Never had he seen one so close it filled his view, dwarfed his vision and his hope.

“What–” Pelkaia began, but he cut her off.

“That’s a cloud suck. A god’s tower. That’s death.”

“Captain!” Coss struggled toward them, the growing winds already swirling clockwise over them. “The watchers are gaining again.”

Detan looked to the watchers, standing between them and Petrastad. Looked to the cloud suck, standing between him and Ripka. Made his choice.

“Right,” he said, bracing himself, straightening his spine. “Pelkaia. Use what you’ve got left and block the watchers’ view of us. Throw up a mirror of the cloud suck, right in their path if you can. We’re going the long way around, and we don’t want them following. We’ll have enough problems without ’em on our heels.”

“Just blow the cursed–”

He slammed a chock-plug in to brace the wheel and turned, grabbing the front of Pelkaia’s shirt in one fist. She gasped, startled, as he jerked her forward to stare eye-to-eye with him.

“I said no.”

“Think you can intimidate me, too? I’m not my crew, Honding. I know the make of you. Now blow that skies-cursed ship.”

The crew went quiet, every last eye on the deck glued to Detan and their captain. He felt them all. Felt them probing at him, wondering. Wondering if he’d blow more than the watcher vessel, if Pelkaia pushed him just right. Wondering if they could bash his head in before he got the chance. Detan cleared a rough catch in his throat and lowered his voice to a raspy whisper. “No innocents.”

“You think they are?”

“You think Ripka wasn’t?”

She swallowed, catching his meaning. Watchers were just doing their jobs. Doing the best they could to keep their cities safe, never mind their masters.

“We clear?” he said.

“As these skies.”

He released her. She spat at his feet. They stared at one another, nothing in all the world except Pelkaia’s storm-grey eyes tinged with green, her skin of selium peeling in the rain, her thin lips twitching with all the foul words she held back. To put up a mirror to scare off the watchers would be to lose the sel involved in its making. That’d be it. The whole of their reserve. A fortune lost to the storm. To running. She knew it. He knew it. He didn’t dare look anywhere but at her cold, hard stare.

Detan refused to say another word. Just stood steady, and waited for the crest of her anger to break. Her cheeks twitched. She reached up to drag her fingers through wet hair.

“Won’t be any hiding the Larkspur after this,” she said.

Detan turned his back on her, gripped the smooth controls of the ship he’d planned to steal all that time ago.

“Then I suggest you practice putting on Thratia’s face.”

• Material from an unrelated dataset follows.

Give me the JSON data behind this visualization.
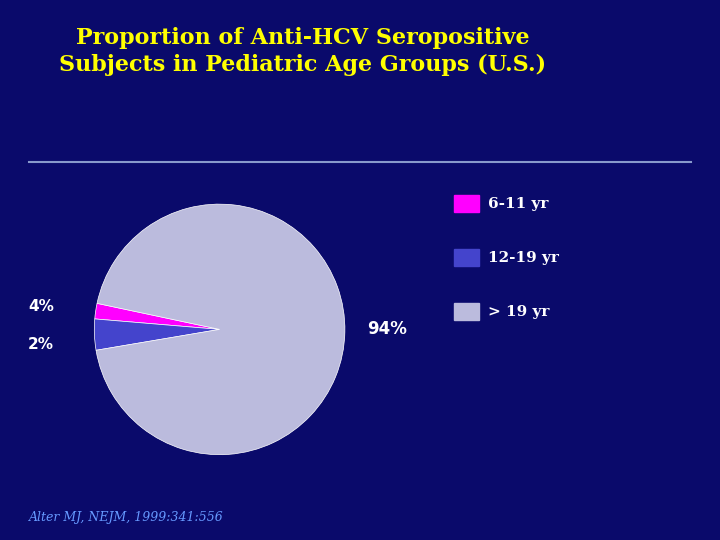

She stomped off, Coss trudging at her heels. Detan shut them out of his mind. Shut the howl of the wind and the cursing of the crew away. Shuttered aside the cold on his skin and the weakness suffusing his bones. Damped the white ember of rage blossoming in his chest.

When he opened his eyes again he was centered, calm. Only Tibs’s voice mattered now. Tibs’s voice, and the feel of the wind.

Tibs marked a course, and Detan began to steer around the rising storm.